ACE cycle: +10.6% decision quality

The Context Governor implements the ACE (Agentic Context Engineering) cycle from Zhang et al. (2025): a Generator-Reflector-Curator refinement loop that achieves +10.6% on the AppWorld agent benchmark, matching IBM’s top-ranked production GPT-4.1 agent using smaller open-source models [ZHANG-ACE-2025].

Three cybernetic feedback loops operate at different timescales:

Loop 1: Per-tick outcome correlation. After every tick with an outcome, correlate which Styx entries appeared in the workspace with whether the outcome was positive. EMA update: entries in winning contexts get +0.1; entries in losing contexts get -0.05.

Loop 2: Per-curator policy evolution (every 50 ticks). Aggregate Loop 1’s correlations into category-level performance. Categories with consistently positive correlations get more tokens.

Loop 3: Per-regime restructuring. When the market regime changes, partially reset correlations (50% decay). Knowledge from one regime doesn’t fully transfer to another.

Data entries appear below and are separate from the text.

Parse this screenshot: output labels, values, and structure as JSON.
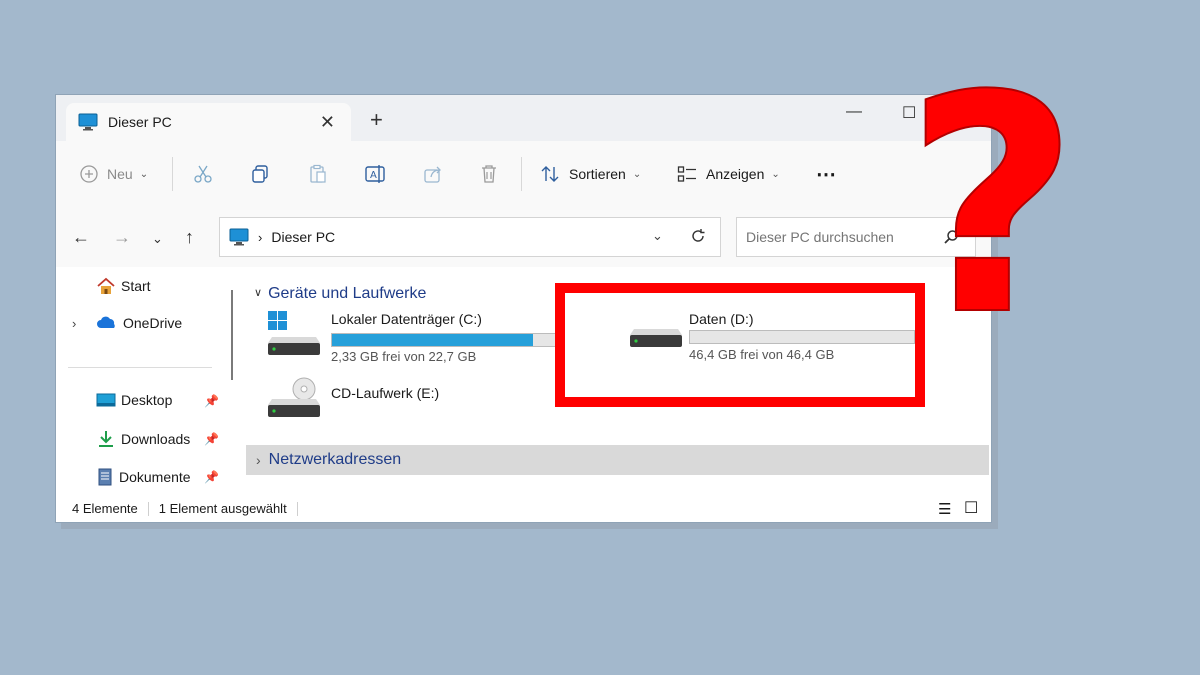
{
  "window": {
    "tab": {
      "title": "Dieser PC"
    },
    "toolbar": {
      "new_label": "Neu",
      "sort_label": "Sortieren",
      "view_label": "Anzeigen"
    },
    "address": {
      "path": "Dieser PC",
      "search_placeholder": "Dieser PC durchsuchen"
    },
    "sidebar": {
      "items": [
        {
          "label": "Start"
        },
        {
          "label": "OneDrive"
        },
        {
          "label": "Desktop"
        },
        {
          "label": "Downloads"
        },
        {
          "label": "Dokumente"
        }
      ]
    },
    "content": {
      "group_devices": "Geräte und Laufwerke",
      "drives": [
        {
          "name": "Lokaler Datenträger (C:)",
          "free_text": "2,33 GB frei von 22,7 GB",
          "used_fraction": 0.897
        },
        {
          "name": "Daten (D:)",
          "free_text": "46,4 GB frei von 46,4 GB",
          "used_fraction": 0.0
        },
        {
          "name": "CD-Laufwerk (E:)"
        }
      ],
      "group_network": "Netzwerkadressen"
    },
    "status": {
      "count": "4 Elemente",
      "selected": "1 Element ausgewählt"
    }
  },
  "colors": {
    "background": "#a3b8cc",
    "accent_bar": "#26a0da",
    "highlight": "#ff0000",
    "group_header": "#1f3c88"
  },
  "annotations": {
    "highlight_target": "Daten (D:)",
    "symbol": "?"
  }
}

Predictive context assembly

Assembling the Cognitive Workspace takes 5-50ms: querying LanceDB for relevant episodes, scoring candidates, reading the Somatic Landscape. A background tokio fiber continuously maintains a pre-built workspace that updates reactively when state changes (PAD shift > 0.1, regime change). When deliberation fires, the context is already built. This eliminates 5-50ms of assembly latency during deliberation.

Two layers, complementary

  • Gateway context applies to all inference calls: prompt caching, token budgets, model routing. Reduces cost.
  • Golem context operates inside the runtime via the Context Governor. Turn-phase-aware injection with seven academic techniques (ACE, retrieval-augmented prompting, phase-aware routing, outcome verification, state compaction, regime-conditional, affect-modulated). Improves decision quality.

References

  • [ANTHROPIC-CONTEXT-ENG] Anthropic (2025). “Building Effective Agents.” Context engineering patterns from Claude Code, Cursor, Aider, Amp. Argues that context assembly is the primary bottleneck for production agents; the design patterns (stable prefixes, just-in-time retrieval, lossy compaction) directly inform Bardo’s 8-layer pipeline.
  • [ANTHROPIC-TOOL-SEARCH] Anthropic (2025). “Intelligent Tool Routing.” arXiv:2602.17046. 95% reduction in per-step context tokens, 32% accuracy improvement. Demonstrates that providing only relevant tools per step (rather than the full registry) both reduces cost and improves decision quality; the basis for L4 dynamic tool pruning.
  • [LLMLINGUA] Jiang, H. et al. (2024). “LLMLingua: Compressing Prompts for Accelerated Inference.” Microsoft Research. Shows that token-level prompt compression can reduce input tokens by 2-20x with minimal quality loss; informs L5 history compression via cheap model.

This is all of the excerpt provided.